Session

AMP To Reduce Network Jitter

Speakers

Satish Kumar
Fam Zheng

Label

Moonshot

Session Type

Talk

Contents

Description

In this paper we will share our analysis of jitter caused by the kernel network stack on datacenter applications which are micro architecture by design and distributed in nature. Usually these applications follow an event driven non-blocking design pattern where connections are multiplexed in a thread that implements the event loop using epoll and performs read system calls. The assumption that the thread which calls the read will also consume the data is not always true because the business logic usually runs on a different thread. Following the assumption that reader will consume the data, the datacenter servers are generically configured in a scaled out manner where NIC (Network Interface Card) queues are mapped to all/maximum possible CPUs. This asymmetricity in userspace and symmetricity in kernel space leads to unnecessary context switches and inefficient use of caches.
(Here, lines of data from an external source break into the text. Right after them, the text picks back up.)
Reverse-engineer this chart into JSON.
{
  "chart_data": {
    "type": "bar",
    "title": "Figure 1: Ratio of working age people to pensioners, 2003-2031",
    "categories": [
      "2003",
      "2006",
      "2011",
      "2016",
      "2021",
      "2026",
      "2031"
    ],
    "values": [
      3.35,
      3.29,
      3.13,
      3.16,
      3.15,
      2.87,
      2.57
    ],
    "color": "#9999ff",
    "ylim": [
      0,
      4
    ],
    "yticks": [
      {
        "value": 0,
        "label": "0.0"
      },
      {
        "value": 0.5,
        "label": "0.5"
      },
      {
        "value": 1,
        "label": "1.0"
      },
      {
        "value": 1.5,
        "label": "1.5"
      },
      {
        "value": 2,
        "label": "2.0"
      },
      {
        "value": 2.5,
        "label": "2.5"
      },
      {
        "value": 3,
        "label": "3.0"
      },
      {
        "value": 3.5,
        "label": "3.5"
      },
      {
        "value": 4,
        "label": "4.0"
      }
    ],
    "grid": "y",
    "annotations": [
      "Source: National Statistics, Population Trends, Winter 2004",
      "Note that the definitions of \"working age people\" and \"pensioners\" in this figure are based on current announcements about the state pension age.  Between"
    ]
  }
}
In this paper we will also share our findings of using asymmetric multi-processing (AMP) strategy on datacenter workloads. Our AMP strategy reserves CPUs for the kernel network stack and isolates applications to the remaining CPUs. The strategy considers various statistics like SoftIRQ load, overall CPU utilisation, packet throughput and latency to dynamically create the set of isolated CPUs. Such separation is known to provide some performance advantages, but our finding suggests that on above explained application design pattern the performance gains are significant. We identified that the AMP strategy leads to better cache efficiency and interference free execution of NAPI (New API) and the application. We will present these details by taking the Redis cluster and Netpoll RPC framework as a case study where throughput per CPU utilisation improvements are 25% and 12% respectively along with a 10% reduction in 99.9 percentile latency. We will also discuss different design options to implement the AMP strategy and role of io-uring to further complete the pipeline model.